VF Corporation, parent to the Vans, The North Face, Jansport and Reef brands and the lucy retail chain, is raising its long-term revenue, operating margin and earnings per share growth targets.  The company said in a release that its new targets reflect the company’s confidence in its vision and strategies, which have been designed to drive “superior returns” to shareholders.

VFC raised its long-term revenue growth target to a range of 8% to 10% annually from its previous guidance of growth in the 6% to 8% range.  The company established a goal of $11 billion in revenues by 2012.  Management said they expect strong organic growth of 6% to 7%, accompanied by 2% to 3% growth attributed to acquisitions.  


Key growth drivers will be “international expansion and continued growth in the direct-to-consumer business.”  International revenues are expected to expand approximately 13% annually and account for a third of total revenues by 2012.  The direct-to-consumer business is expected to grow about 18% annually and represent 22% of revenues.


Revenues in the Outdoor and Contemporary Brands coalitions are expected to grow at a high-single-digit to low-double-digit rate, with Sportswear growing at a mid-single-digit rate.

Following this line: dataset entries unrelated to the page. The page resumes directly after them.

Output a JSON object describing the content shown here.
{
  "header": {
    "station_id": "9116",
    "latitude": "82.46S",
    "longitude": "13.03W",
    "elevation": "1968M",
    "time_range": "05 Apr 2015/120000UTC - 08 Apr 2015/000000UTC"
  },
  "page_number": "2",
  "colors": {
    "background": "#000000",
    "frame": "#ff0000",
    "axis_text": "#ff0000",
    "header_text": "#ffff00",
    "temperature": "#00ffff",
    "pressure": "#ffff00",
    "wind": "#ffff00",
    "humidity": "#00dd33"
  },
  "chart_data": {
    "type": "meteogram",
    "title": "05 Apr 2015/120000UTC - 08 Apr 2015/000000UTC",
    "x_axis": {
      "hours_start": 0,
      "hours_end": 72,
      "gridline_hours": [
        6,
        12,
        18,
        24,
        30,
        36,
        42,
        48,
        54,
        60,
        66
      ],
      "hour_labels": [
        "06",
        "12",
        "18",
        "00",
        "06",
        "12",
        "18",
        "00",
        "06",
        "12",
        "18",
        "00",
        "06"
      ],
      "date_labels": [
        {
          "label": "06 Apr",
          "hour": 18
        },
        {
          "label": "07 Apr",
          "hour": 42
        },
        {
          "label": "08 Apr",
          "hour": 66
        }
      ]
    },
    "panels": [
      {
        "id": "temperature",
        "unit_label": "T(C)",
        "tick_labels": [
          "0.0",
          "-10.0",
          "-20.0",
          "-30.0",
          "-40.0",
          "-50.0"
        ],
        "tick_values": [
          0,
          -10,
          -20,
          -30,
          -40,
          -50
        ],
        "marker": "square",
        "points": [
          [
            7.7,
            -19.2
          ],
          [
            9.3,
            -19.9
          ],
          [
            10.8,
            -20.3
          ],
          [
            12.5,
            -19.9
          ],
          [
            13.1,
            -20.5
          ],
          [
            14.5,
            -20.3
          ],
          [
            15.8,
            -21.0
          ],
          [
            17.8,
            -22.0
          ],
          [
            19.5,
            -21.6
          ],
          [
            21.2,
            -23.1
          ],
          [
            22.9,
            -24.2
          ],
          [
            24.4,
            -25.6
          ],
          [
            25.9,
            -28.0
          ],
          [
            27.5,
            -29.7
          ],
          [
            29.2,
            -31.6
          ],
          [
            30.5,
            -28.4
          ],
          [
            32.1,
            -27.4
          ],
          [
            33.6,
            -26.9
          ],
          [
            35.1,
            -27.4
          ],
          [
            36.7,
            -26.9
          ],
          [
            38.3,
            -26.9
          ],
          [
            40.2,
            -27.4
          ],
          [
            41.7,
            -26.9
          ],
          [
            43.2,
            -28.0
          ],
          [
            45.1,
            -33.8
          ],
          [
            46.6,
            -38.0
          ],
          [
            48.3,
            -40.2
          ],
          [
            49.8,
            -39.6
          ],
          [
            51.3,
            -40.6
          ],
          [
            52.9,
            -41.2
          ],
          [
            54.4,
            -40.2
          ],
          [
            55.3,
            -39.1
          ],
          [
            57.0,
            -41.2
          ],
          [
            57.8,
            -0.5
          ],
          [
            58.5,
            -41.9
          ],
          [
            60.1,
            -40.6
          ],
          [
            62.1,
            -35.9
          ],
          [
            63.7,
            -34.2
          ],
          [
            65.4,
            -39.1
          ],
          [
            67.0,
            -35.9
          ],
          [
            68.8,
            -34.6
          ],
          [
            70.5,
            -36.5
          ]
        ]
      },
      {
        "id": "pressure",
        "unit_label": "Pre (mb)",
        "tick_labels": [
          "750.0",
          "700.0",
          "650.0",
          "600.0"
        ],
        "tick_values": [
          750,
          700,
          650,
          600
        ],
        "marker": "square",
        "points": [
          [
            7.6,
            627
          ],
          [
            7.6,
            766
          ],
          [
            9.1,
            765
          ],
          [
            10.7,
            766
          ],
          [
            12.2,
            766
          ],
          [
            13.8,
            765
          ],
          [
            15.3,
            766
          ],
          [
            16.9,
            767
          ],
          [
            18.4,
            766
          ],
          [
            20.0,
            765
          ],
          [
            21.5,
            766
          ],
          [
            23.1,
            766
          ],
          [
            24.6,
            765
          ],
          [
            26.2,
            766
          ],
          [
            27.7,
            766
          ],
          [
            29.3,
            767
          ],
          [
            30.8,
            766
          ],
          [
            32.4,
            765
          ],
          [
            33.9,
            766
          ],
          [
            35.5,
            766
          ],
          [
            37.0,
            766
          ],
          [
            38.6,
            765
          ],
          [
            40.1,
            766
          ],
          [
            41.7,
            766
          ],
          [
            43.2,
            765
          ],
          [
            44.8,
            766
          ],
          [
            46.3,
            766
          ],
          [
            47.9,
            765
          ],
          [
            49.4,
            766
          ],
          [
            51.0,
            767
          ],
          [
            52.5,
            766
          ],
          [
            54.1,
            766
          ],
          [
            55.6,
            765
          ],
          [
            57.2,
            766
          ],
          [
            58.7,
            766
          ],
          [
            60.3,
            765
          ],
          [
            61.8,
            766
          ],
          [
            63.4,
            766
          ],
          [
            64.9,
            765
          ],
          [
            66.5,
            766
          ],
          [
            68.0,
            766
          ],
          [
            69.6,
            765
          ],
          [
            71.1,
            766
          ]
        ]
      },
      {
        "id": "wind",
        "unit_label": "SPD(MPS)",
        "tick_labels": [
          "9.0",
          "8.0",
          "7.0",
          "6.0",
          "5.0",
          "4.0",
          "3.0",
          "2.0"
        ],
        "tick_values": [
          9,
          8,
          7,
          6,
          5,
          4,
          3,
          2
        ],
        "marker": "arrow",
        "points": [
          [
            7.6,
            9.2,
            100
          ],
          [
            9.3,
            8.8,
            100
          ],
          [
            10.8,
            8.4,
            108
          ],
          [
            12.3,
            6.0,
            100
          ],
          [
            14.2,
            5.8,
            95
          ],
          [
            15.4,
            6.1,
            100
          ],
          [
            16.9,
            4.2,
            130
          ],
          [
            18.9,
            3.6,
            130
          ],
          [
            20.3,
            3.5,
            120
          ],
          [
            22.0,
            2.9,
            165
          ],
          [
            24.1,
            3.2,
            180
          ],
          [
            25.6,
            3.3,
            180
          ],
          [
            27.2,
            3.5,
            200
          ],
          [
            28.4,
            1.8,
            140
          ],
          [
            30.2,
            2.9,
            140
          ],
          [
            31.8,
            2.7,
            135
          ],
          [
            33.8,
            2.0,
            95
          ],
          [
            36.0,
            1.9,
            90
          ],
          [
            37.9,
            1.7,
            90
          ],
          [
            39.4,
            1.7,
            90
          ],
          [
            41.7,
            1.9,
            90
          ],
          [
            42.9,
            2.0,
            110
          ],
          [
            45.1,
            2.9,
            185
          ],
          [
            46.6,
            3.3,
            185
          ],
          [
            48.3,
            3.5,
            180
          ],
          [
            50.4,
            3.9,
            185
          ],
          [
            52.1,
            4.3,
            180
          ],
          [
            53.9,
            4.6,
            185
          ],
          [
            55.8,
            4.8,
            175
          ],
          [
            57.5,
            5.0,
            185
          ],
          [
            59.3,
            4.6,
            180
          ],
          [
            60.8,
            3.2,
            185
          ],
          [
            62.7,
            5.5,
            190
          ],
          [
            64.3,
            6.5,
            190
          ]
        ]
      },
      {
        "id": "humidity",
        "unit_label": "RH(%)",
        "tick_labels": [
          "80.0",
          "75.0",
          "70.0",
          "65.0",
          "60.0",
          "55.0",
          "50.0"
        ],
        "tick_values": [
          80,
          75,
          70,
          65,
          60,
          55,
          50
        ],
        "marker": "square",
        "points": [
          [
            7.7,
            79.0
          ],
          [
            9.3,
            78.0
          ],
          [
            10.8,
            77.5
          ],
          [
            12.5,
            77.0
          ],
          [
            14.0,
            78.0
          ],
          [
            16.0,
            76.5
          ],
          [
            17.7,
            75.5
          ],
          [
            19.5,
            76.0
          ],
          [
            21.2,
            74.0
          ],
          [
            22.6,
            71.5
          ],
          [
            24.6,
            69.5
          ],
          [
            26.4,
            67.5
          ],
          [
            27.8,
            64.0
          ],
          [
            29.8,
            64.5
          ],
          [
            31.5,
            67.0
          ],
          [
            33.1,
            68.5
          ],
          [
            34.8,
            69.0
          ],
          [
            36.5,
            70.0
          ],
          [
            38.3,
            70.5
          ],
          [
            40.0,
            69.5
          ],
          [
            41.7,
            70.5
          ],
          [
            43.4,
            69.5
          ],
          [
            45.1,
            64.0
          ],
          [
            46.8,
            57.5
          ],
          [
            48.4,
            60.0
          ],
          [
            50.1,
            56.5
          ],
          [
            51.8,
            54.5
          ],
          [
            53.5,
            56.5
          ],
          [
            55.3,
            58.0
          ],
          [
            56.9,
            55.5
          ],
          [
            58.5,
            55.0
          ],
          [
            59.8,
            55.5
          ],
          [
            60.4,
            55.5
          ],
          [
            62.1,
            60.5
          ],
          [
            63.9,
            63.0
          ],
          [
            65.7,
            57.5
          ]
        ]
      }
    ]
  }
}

VFC also indicated it was raising its operating margin target to 15% from the previous 14% target.  Those increased margins are expected to fuel incremental EPS growth, which are now expected to increase in the 10% to 11% range on an annual basis.

Management said they expect to maintain a dividend payout rate of approximately 40% over the next five years.

For 2008, VFC is anticipating revenue growth of 9% and earnings per share growth of 10%, excluding the impact of any new acquisitions.